Em que pesem o território dilacerado e o êxodo de civis, a Ucrânia pós-invasão conta a seu favor o fato de, pela primeira vez na história, ter cortado o cordão umbilical que a unia à Rússia e se transformado em país independente do poderoso vizinho. A bandeira azul e amarela é vista em toda parte e livros como A Porta da Europa — Uma História da Ucrânia, que exalta a identidade local, viraram best-sellers. “Se a Ucrânia não se defender, ela deixará de existir”, resume Anatoliy Tkach, encarregado de negócios do país no Brasil. Na reunião em Varsóvia, Biden saudou a resistência ucraniana e a tomada de posição do Leste Europeu contra o Kremlin — justamente os pontos a que Putin se apegou em seu discurso de quase duas horas contra o Ocidente em declínio (até a projeção da Igreja Anglicana de tratar Deus com pronomes sem gênero entrou na lista) e sua ameaça à Mãe Pátria. No final, anunciou a retirada russa do último tratado bilateral sobre armas nucleares.
Enquanto Biden alimenta alianças e compromissos na Europa, Putin faz de tudo para atrair a China para seu lado, após décadas de desconfiança mútua — em meio ao bate-boca simbólico às vésperas do aniversário da guerra, ele recebeu em Moscou o conselheiro de política externa chinês Wang Yi.
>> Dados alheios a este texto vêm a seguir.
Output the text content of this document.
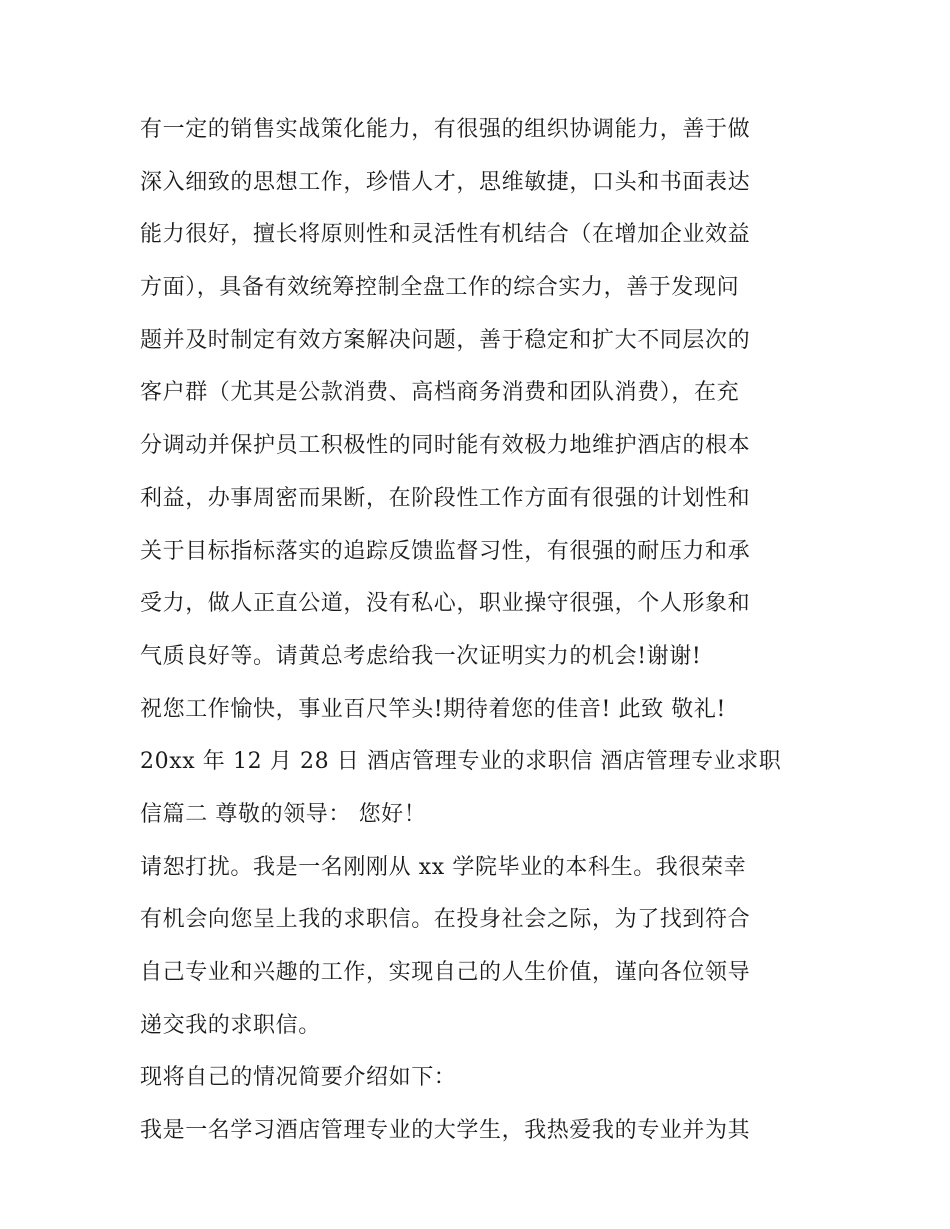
有一定的销售实战策化能力，有很强的组织协调能力，善于做
深入细致的思想工作，珍惜人才，思维敏捷，口头和书面表达
能力很好，擅长将原则性和灵活性有机结合（在增加企业效益
方面），具备有效统筹控制全盘工作的综合实力，善于发现问
题并及时制定有效方案解决问题，善于稳定和扩大不同层次的
客户群（尤其是公款消费、高档商务消费和团队消费），在充
分调动并保护员工积极性的同时能有效极力地维护酒店的根本
利益，办事周密而果断，在阶段性工作方面有很强的计划性和
关于目标指标落实的追踪反馈监督习性，有很强的耐压力和承
受力，做人正直公道，没有私心，职业操守很强，个人形象和
气质良好等。请黄总考虑给我一次证明实力的机会!谢谢!
祝您工作愉快，事业百尺竿头!期待着您的佳音! 此致 敬礼!
20xx 年 12 月 28 日 酒店管理专业的求职信 酒店管理专业求职
信篇二 尊敬的领导： 您好！
请恕打扰。我是一名刚刚从 xx 学院毕业的本科生。我很荣幸
有机会向您呈上我的求职信。在投身社会之际，为了找到符合
自己专业和兴趣的工作，实现自己的人生价值，谨向各位领导
递交我的求职信。
现将自己的情况简要介绍如下：
我是一名学习酒店管理专业的大学生，我热爱我的专业并为其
Até agora, os chineses permanecem em cima da muralha, insistindo na tecla de que defendem a paz, mas a aproximação entre os dois autocratas mais poderosos do planeta ajudou a Rússia a se desviar das duras sanções que lhe foram impostas desde a invasão. A China precisa do petróleo e gás abundantes na Rússia, e os russos, sob embargo, dependem cada vez mais do voraz mercado chinês. “Pequim barganhou vantagens em sua parceria com a Rússia e avançou no tabuleiro global: compra matérias-primas a preços baixos e evita bater de frente com o Ocidente”, diz Salvatore Babones, cientista político da Universidade de Sydney, na Austrália.
Em meio ao balé das grandes potências, a guerra segue sem solução à vista. Pior: segundo analistas, ela pode estar entrando em uma fase ainda mais violenta. O fim do inverno deve acelerar ofensivas de ambos os lados. Soldados ucranianos recebem treinamento na Europa para manobrar tanques recém-adquiridos. Discute-se a possibilidade de caças americanos F-16 entrarem no confronto. Putin, por sua vez, aposta na expertise russa — os generais teriam aprendido com os erros — e no arrefecimento do interesse pela sorte da Ucrânia. Certo mesmo é que, um ano depois, invasores e invadidos não se falam. “Como nenhum lado admite concessões, os confrontos podem se arrastar por muito tempo”, antecipa Samuel Charap, cientista político do Rand Corporation, de Los Angeles. No planeta em mutação, não há fim de guerra à vista.